In Jugendräumen, insbesondere in informellen oder außerschulischen Kontexten, können die Grenzen zwischen persönlicher und institutioneller Verantwortung verschwimmen. Ohne klare Richtlinien oder geschultes Personal kann Belästigung normalisiert oder als „Teil des Erwachsenwerdens“ abgetan werden.
Diese Einheit beleuchtet die verschiedenen Formen sexueller Belästigung in diesen Kontexten und vermittelt Fachkräften der Jugendarbeit und Lehrkräften das Bewusstsein und die Werkzeuge, um Belästigung zu erkennen, zu verhindern und wirksam einzugreifen. Das Verständnis der Dynamiken in Bildungsumfeldern ist entscheidend, um sichere und stärkende Räume zu schaffen, in denen junge Menschen sich entfalten können.

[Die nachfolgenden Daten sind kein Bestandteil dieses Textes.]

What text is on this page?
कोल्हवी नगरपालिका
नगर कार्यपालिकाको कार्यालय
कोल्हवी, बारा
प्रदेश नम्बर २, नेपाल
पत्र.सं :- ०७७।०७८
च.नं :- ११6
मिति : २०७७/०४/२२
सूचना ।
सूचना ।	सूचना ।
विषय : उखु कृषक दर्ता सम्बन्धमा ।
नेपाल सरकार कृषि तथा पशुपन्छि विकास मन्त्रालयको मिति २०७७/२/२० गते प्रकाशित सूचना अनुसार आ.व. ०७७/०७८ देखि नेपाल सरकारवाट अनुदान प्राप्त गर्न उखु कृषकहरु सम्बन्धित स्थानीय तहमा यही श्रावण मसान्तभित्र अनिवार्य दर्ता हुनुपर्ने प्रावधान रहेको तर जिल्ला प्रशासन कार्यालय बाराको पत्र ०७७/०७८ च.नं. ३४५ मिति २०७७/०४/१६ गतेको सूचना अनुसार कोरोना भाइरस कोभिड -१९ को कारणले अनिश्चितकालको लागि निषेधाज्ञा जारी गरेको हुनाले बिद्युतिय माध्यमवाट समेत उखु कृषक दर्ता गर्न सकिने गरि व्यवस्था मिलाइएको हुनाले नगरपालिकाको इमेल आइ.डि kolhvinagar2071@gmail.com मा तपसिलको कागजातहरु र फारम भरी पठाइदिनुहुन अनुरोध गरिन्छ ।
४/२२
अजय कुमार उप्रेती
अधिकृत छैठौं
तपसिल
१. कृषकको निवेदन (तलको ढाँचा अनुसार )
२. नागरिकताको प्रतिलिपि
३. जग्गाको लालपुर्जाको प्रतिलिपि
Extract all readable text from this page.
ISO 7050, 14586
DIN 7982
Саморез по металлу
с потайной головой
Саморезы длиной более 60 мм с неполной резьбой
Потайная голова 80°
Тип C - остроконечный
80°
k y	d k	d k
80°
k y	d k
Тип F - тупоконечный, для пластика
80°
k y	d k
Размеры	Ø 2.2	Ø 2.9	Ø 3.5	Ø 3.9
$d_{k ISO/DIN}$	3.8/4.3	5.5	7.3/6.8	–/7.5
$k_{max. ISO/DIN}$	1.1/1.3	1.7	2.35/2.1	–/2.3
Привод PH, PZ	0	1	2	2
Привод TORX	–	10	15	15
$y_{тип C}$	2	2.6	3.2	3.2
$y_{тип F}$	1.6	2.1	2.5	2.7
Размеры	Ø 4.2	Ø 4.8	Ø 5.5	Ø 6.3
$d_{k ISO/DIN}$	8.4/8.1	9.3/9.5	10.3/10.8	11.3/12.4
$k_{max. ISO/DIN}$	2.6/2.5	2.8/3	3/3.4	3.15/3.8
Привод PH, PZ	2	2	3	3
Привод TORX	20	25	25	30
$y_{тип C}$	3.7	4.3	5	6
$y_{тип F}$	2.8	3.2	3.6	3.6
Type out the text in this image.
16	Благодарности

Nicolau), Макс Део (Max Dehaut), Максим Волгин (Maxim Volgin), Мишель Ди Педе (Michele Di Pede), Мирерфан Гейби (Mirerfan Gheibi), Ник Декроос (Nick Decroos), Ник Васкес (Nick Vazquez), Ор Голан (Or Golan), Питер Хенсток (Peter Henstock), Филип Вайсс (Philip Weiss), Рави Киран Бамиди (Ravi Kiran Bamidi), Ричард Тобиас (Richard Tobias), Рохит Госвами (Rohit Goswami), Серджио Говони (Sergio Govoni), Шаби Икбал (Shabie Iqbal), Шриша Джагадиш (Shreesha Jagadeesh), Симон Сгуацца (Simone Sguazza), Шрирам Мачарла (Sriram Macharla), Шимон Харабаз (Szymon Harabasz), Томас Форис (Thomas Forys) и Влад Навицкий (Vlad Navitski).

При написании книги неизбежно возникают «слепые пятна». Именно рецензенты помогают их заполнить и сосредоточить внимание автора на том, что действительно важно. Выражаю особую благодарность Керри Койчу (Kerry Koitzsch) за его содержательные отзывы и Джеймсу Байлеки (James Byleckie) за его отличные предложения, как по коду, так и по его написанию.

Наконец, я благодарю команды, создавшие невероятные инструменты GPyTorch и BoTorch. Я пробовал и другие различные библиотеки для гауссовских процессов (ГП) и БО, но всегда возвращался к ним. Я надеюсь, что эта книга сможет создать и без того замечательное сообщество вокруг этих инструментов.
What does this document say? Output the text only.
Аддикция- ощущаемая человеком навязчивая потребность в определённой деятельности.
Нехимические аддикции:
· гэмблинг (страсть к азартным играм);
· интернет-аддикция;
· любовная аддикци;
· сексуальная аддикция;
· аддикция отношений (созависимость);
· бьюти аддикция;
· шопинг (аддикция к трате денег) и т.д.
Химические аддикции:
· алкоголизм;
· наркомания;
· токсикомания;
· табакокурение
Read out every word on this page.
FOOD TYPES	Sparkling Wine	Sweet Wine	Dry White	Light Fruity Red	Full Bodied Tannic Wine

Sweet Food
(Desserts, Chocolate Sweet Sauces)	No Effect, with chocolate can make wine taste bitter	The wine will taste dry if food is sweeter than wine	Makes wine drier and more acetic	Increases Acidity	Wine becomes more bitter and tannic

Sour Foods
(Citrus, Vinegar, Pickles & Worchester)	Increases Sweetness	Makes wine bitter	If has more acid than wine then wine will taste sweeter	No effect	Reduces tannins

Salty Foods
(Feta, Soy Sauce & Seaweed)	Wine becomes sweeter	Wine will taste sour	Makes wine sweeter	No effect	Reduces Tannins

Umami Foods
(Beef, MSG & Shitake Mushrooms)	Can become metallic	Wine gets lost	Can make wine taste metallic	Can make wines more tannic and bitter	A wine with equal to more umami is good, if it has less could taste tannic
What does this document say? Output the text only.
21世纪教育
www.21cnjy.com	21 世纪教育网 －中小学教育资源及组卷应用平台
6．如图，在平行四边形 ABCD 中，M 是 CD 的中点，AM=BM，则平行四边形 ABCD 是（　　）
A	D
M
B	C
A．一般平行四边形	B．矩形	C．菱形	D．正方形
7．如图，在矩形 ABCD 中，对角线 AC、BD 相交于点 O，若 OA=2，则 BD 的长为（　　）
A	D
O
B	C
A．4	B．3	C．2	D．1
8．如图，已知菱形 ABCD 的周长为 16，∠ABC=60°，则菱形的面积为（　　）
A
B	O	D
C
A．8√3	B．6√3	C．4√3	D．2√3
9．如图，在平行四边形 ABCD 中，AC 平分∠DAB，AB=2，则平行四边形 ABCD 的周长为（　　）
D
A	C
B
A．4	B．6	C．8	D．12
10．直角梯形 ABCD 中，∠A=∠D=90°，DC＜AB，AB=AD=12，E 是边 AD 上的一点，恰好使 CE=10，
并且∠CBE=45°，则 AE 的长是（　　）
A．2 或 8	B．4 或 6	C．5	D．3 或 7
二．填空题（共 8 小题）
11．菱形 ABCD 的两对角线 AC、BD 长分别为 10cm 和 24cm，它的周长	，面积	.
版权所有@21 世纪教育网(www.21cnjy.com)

Zu den in diesen Kontexten beobachteten Formen von Belästigung gehören:
Sexuelle Witze, Kommentare oder Anspielungen gegenüber Schüler/innen oder Mitarbeitenden.
Anstarren, lüsternes Blicken oder obszöne Gesten.
Unerwünschte Berührungen, das Versperren des Weges oder das Eindringen in den persönlichen Raum.
Das Teilen sexuell expliziter Inhalte, unerwünschte Nachrichten oder die Nutzung sozialer Medien zur Belästigung von Gleichaltrigen.
Oft unterschätzt, kann Belästigung unter Gleichaltrigen Nötigung, das Verbreiten von Gerüchten und öffentliche Demütigung umfassen.
Diese Verhaltensweisen können während des Unterrichts, bei außerschulischen Aktivitäten, auf Online-Lernplattformen oder sogar in scheinbar beaufsichtigten Umgebungen auftreten. Machtungleichgewichte – sei es zwischen Schüler/in und Lehrkraft oder unter Gleichaltrigen – stehen häufig im Zentrum solcher Interaktionen.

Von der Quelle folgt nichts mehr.